看板にかかれているように、村の安全を守るため、村の外からやってくる人は報告義務があるんですね。留学時代、男の子が女の子の家に遊びに行き、そのまま夜になりました、村人がやってきて石を投げ、男の子が追い払われたことがありました。例え彼女、彼氏であっても、というかそれだからなおさら、町内会や村長に身分証明を持ってきちんと届け出ねばならないし、届け出たとて結婚・婚約していない男女が家に夜二人きりというのは基本的に許されません。(これは村、というのが前提です、街中ではこんなことはないと思います)

アグスさんのところから荷物を運び出します。

 

 


椅子にくっついてるこのシールは、ソト(汁かけご飯)やさん、店名は”ルマヤン”。
ルマヤンというのは、「まあまあ」とか「なかなか」というような意味です。
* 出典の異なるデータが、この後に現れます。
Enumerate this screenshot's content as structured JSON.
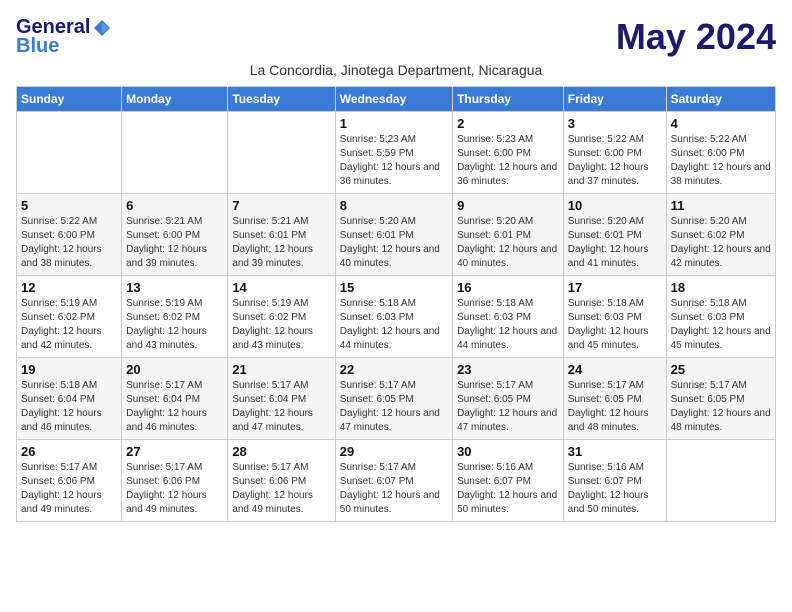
{
  "header": {
    "logo_general": "General",
    "logo_blue": "Blue",
    "month_title": "May 2024",
    "location": "La Concordia, Jinotega Department, Nicaragua"
  },
  "weekdays": [
    "Sunday",
    "Monday",
    "Tuesday",
    "Wednesday",
    "Thursday",
    "Friday",
    "Saturday"
  ],
  "weeks": [
    [
      {
        "day": "",
        "sunrise": "",
        "sunset": "",
        "daylight": ""
      },
      {
        "day": "",
        "sunrise": "",
        "sunset": "",
        "daylight": ""
      },
      {
        "day": "",
        "sunrise": "",
        "sunset": "",
        "daylight": ""
      },
      {
        "day": "1",
        "sunrise": "Sunrise: 5:23 AM",
        "sunset": "Sunset: 5:59 PM",
        "daylight": "Daylight: 12 hours and 36 minutes."
      },
      {
        "day": "2",
        "sunrise": "Sunrise: 5:23 AM",
        "sunset": "Sunset: 6:00 PM",
        "daylight": "Daylight: 12 hours and 36 minutes."
      },
      {
        "day": "3",
        "sunrise": "Sunrise: 5:22 AM",
        "sunset": "Sunset: 6:00 PM",
        "daylight": "Daylight: 12 hours and 37 minutes."
      },
      {
        "day": "4",
        "sunrise": "Sunrise: 5:22 AM",
        "sunset": "Sunset: 6:00 PM",
        "daylight": "Daylight: 12 hours and 38 minutes."
      }
    ],
    [
      {
        "day": "5",
        "sunrise": "Sunrise: 5:22 AM",
        "sunset": "Sunset: 6:00 PM",
        "daylight": "Daylight: 12 hours and 38 minutes."
      },
      {
        "day": "6",
        "sunrise": "Sunrise: 5:21 AM",
        "sunset": "Sunset: 6:00 PM",
        "daylight": "Daylight: 12 hours and 39 minutes."
      },
      {
        "day": "7",
        "sunrise": "Sunrise: 5:21 AM",
        "sunset": "Sunset: 6:01 PM",
        "daylight": "Daylight: 12 hours and 39 minutes."
      },
      {
        "day": "8",
        "sunrise": "Sunrise: 5:20 AM",
        "sunset": "Sunset: 6:01 PM",
        "daylight": "Daylight: 12 hours and 40 minutes."
      },
      {
        "day": "9",
        "sunrise": "Sunrise: 5:20 AM",
        "sunset": "Sunset: 6:01 PM",
        "daylight": "Daylight: 12 hours and 40 minutes."
      },
      {
        "day": "10",
        "sunrise": "Sunrise: 5:20 AM",
        "sunset": "Sunset: 6:01 PM",
        "daylight": "Daylight: 12 hours and 41 minutes."
      },
      {
        "day": "11",
        "sunrise": "Sunrise: 5:20 AM",
        "sunset": "Sunset: 6:02 PM",
        "daylight": "Daylight: 12 hours and 42 minutes."
      }
    ],
    [
      {
        "day": "12",
        "sunrise": "Sunrise: 5:19 AM",
        "sunset": "Sunset: 6:02 PM",
        "daylight": "Daylight: 12 hours and 42 minutes."
      },
      {
        "day": "13",
        "sunrise": "Sunrise: 5:19 AM",
        "sunset": "Sunset: 6:02 PM",
        "daylight": "Daylight: 12 hours and 43 minutes."
      },
      {
        "day": "14",
        "sunrise": "Sunrise: 5:19 AM",
        "sunset": "Sunset: 6:02 PM",
        "daylight": "Daylight: 12 hours and 43 minutes."
      },
      {
        "day": "15",
        "sunrise": "Sunrise: 5:18 AM",
        "sunset": "Sunset: 6:03 PM",
        "daylight": "Daylight: 12 hours and 44 minutes."
      },
      {
        "day": "16",
        "sunrise": "Sunrise: 5:18 AM",
        "sunset": "Sunset: 6:03 PM",
        "daylight": "Daylight: 12 hours and 44 minutes."
      },
      {
        "day": "17",
        "sunrise": "Sunrise: 5:18 AM",
        "sunset": "Sunset: 6:03 PM",
        "daylight": "Daylight: 12 hours and 45 minutes."
      },
      {
        "day": "18",
        "sunrise": "Sunrise: 5:18 AM",
        "sunset": "Sunset: 6:03 PM",
        "daylight": "Daylight: 12 hours and 45 minutes."
      }
    ],
    [
      {
        "day": "19",
        "sunrise": "Sunrise: 5:18 AM",
        "sunset": "Sunset: 6:04 PM",
        "daylight": "Daylight: 12 hours and 46 minutes."
      },
      {
        "day": "20",
        "sunrise": "Sunrise: 5:17 AM",
        "sunset": "Sunset: 6:04 PM",
        "daylight": "Daylight: 12 hours and 46 minutes."
      },
      {
        "day": "21",
        "sunrise": "Sunrise: 5:17 AM",
        "sunset": "Sunset: 6:04 PM",
        "daylight": "Daylight: 12 hours and 47 minutes."
      },
      {
        "day": "22",
        "sunrise": "Sunrise: 5:17 AM",
        "sunset": "Sunset: 6:05 PM",
        "daylight": "Daylight: 12 hours and 47 minutes."
      },
      {
        "day": "23",
        "sunrise": "Sunrise: 5:17 AM",
        "sunset": "Sunset: 6:05 PM",
        "daylight": "Daylight: 12 hours and 47 minutes."
      },
      {
        "day": "24",
        "sunrise": "Sunrise: 5:17 AM",
        "sunset": "Sunset: 6:05 PM",
        "daylight": "Daylight: 12 hours and 48 minutes."
      },
      {
        "day": "25",
        "sunrise": "Sunrise: 5:17 AM",
        "sunset": "Sunset: 6:05 PM",
        "daylight": "Daylight: 12 hours and 48 minutes."
      }
    ],
    [
      {
        "day": "26",
        "sunrise": "Sunrise: 5:17 AM",
        "sunset": "Sunset: 6:06 PM",
        "daylight": "Daylight: 12 hours and 49 minutes."
      },
      {
        "day": "27",
        "sunrise": "Sunrise: 5:17 AM",
        "sunset": "Sunset: 6:06 PM",
        "daylight": "Daylight: 12 hours and 49 minutes."
      },
      {
        "day": "28",
        "sunrise": "Sunrise: 5:17 AM",
        "sunset": "Sunset: 6:06 PM",
        "daylight": "Daylight: 12 hours and 49 minutes."
      },
      {
        "day": "29",
        "sunrise": "Sunrise: 5:17 AM",
        "sunset": "Sunset: 6:07 PM",
        "daylight": "Daylight: 12 hours and 50 minutes."
      },
      {
        "day": "30",
        "sunrise": "Sunrise: 5:16 AM",
        "sunset": "Sunset: 6:07 PM",
        "daylight": "Daylight: 12 hours and 50 minutes."
      },
      {
        "day": "31",
        "sunrise": "Sunrise: 5:16 AM",
        "sunset": "Sunset: 6:07 PM",
        "daylight": "Daylight: 12 hours and 50 minutes."
      },
      {
        "day": "",
        "sunrise": "",
        "sunset": "",
        "daylight": ""
      }
    ]
  ]
}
力の抜けたイケてる命名。
ジャワでは意外とこの名前の雑貨やさん、食べ物やさんが見られます。まあ結構いい感じなんで気軽に寄ってください、という感じなのでしょう。
アグスさんのお父さんがお茶を出してくれました。先日のジャティランで女優になっていたお笑い芸人です。そんなもう~おかまいなくと言うと、「ここの水と仲良くなったらいいかなと思っただけ~」といってどこかへ行ってしまった。
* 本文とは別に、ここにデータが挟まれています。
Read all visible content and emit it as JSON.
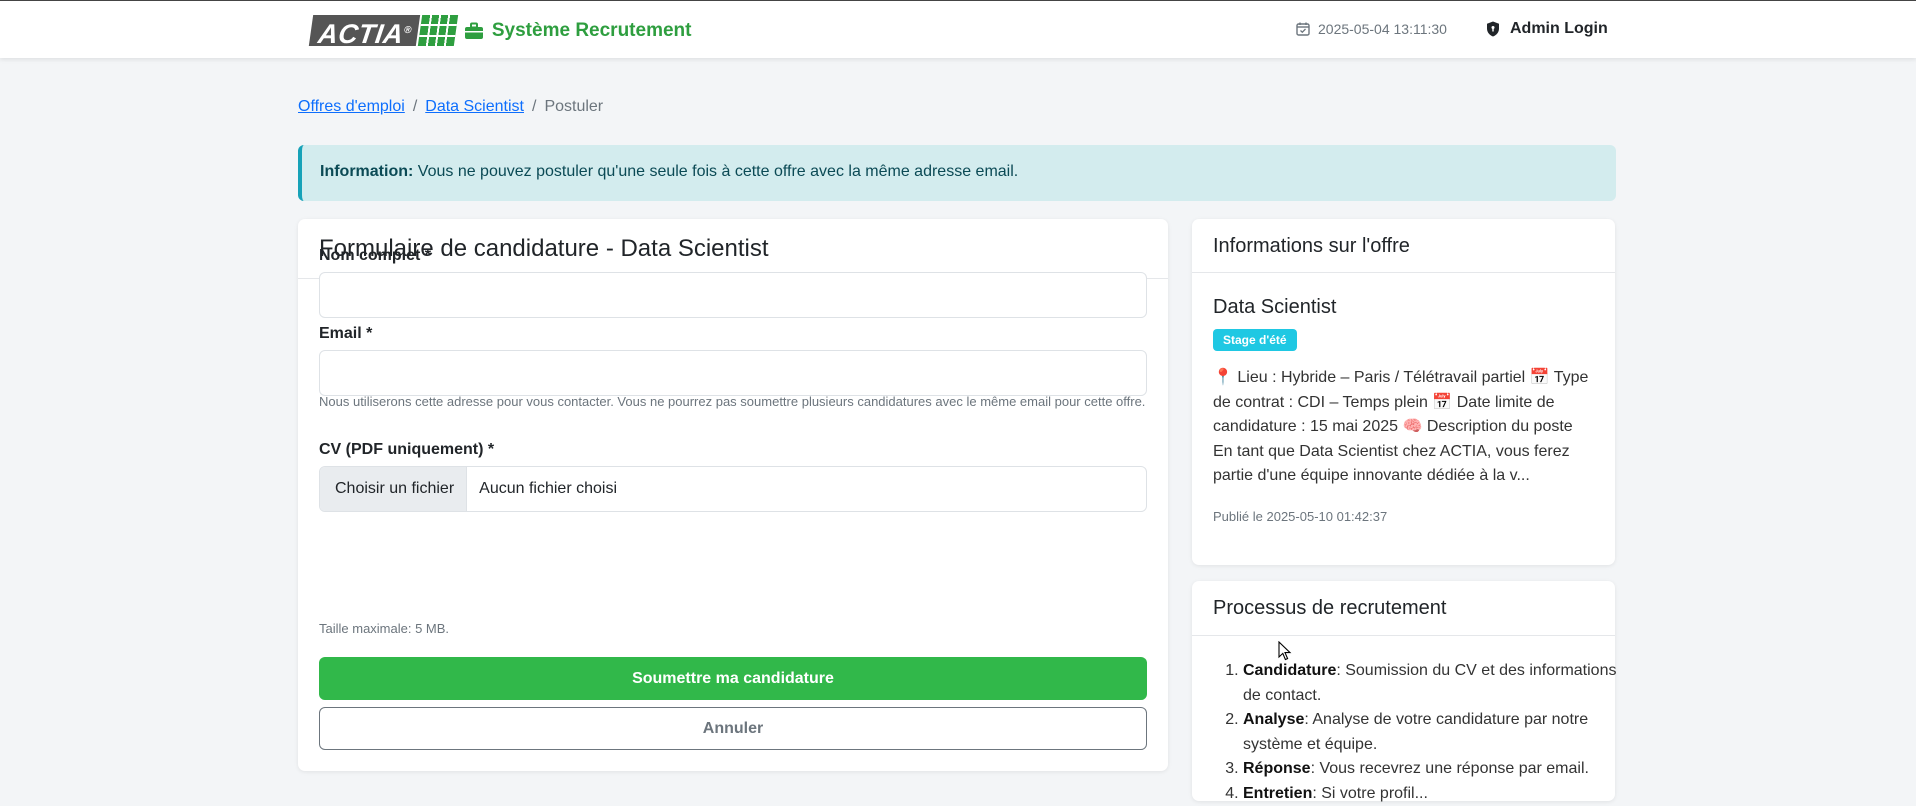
{
  "header": {
    "logo_text": "ACTIA",
    "logo_reg": "®",
    "title": "Système Recrutement",
    "datetime": "2025-05-04 13:11:30",
    "admin_label": "Admin Login",
    "brand_color": "#2e9e3f"
  },
  "breadcrumb": {
    "items": [
      "Offres d'emploi",
      "Data Scientist",
      "Postuler"
    ],
    "separator": "/"
  },
  "alert": {
    "title": "Information:",
    "message": "Vous ne pouvez postuler qu'une seule fois à cette offre avec la même adresse email."
  },
  "form": {
    "title": "Formulaire de candidature - Data Scientist",
    "name_label": "Nom complet *",
    "email_label": "Email *",
    "email_help": "Nous utiliserons cette adresse pour vous contacter. Vous ne pourrez pas soumettre plusieurs candidatures avec le même email pour cette offre.",
    "cv_label": "CV (PDF uniquement) *",
    "file_button": "Choisir un fichier",
    "file_status": "Aucun fichier choisi",
    "cv_help": "Taille maximale: 5 MB.",
    "submit_label": "Soumettre ma candidature",
    "cancel_label": "Annuler",
    "submit_color": "#31b84a"
  },
  "offer": {
    "card_title": "Informations sur l'offre",
    "job_title": "Data Scientist",
    "badge": "Stage d'été",
    "description": "📍 Lieu : Hybride – Paris / Télétravail partiel 📅 Type de contrat : CDI – Temps plein 📅 Date limite de candidature : 15 mai 2025 🧠 Description du poste En tant que Data Scientist chez ACTIA, vous ferez partie d'une équipe innovante dédiée à la v...",
    "published": "Publié le 2025-05-10 01:42:37"
  },
  "process": {
    "card_title": "Processus de recrutement",
    "steps": [
      {
        "name": "Candidature",
        "text": ": Soumission du CV et des informations de contact."
      },
      {
        "name": "Analyse",
        "text": ": Analyse de votre candidature par notre système et équipe."
      },
      {
        "name": "Réponse",
        "text": ": Vous recevrez une réponse par email."
      },
      {
        "name": "Entretien",
        "text": ": Si votre profil..."
      }
    ]
  }
}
続いてドノさんのガムラン工房へ。それぞれバイクでちゃちゃっといける近場。


このブリキがスレンテムやグンデルの共鳴筒になります。


共鳴筒、昔は竹でした。まろやかですごくいい音。
トラックに積み終わりました。


雨だったらどうするつもりだったのでしょうか。

あとは、ワヤンや衣装など、仕上がり次第輸送会社へ運んで、なんとか帰国日までに手続きを終えねばというところ。

午後はお葬式の報せ。
ジョグジャを代表するダラン、マルギさん(バゴン)のおじさんです。
先日お家へ遊びにいったときはお年は召したもののお元気で、一緒にジャワティを飲んでおしゃべりをしたばかりなので本当に驚きました。けれど私はジャワで、いつも通り元気で、ご飯を食べ、ちょっと休むねといったまま帰らぬ人となる方を何人も見ました。苦しまず延命もせず、なんだかあっさりと逝ってしまわれる。そんな時皆は「お迎えだから」と言います。迷惑をかけず天に召されることは幸せだとも言います。
ちょうど今朝、幼稚園の壁に「祈りましょう、祈られるその日まで」と書かれているのをみかけたばかりでした。
亡くなった方はもう祈りを捧げることができない。人生の最後のお祈りを、葬儀や埋葬に参列した人に代わってもらうのです。
葬儀では鎮魂のガムランが演奏されました。マルギさんのおじさんは(マルギさんも、そして奥さんも)、偉大なるダラン、スパルマンのガムラン奏者でした。名だたるジョグジャの演奏家が集い、ガムランを響かせながら故人を偲ぶのでした。こうして演奏家が一人また一人とこの世を去っていきます、時間が止まらないことを考えれば当然の、仕方のないことなのですが、やはり寂しく切ない。先輩演奏家の技を盗ませてもらってきた若い演奏家は、より一層の高みを目指してジョグジャカルタの素晴らしい芸能を継いでいくのでしょう。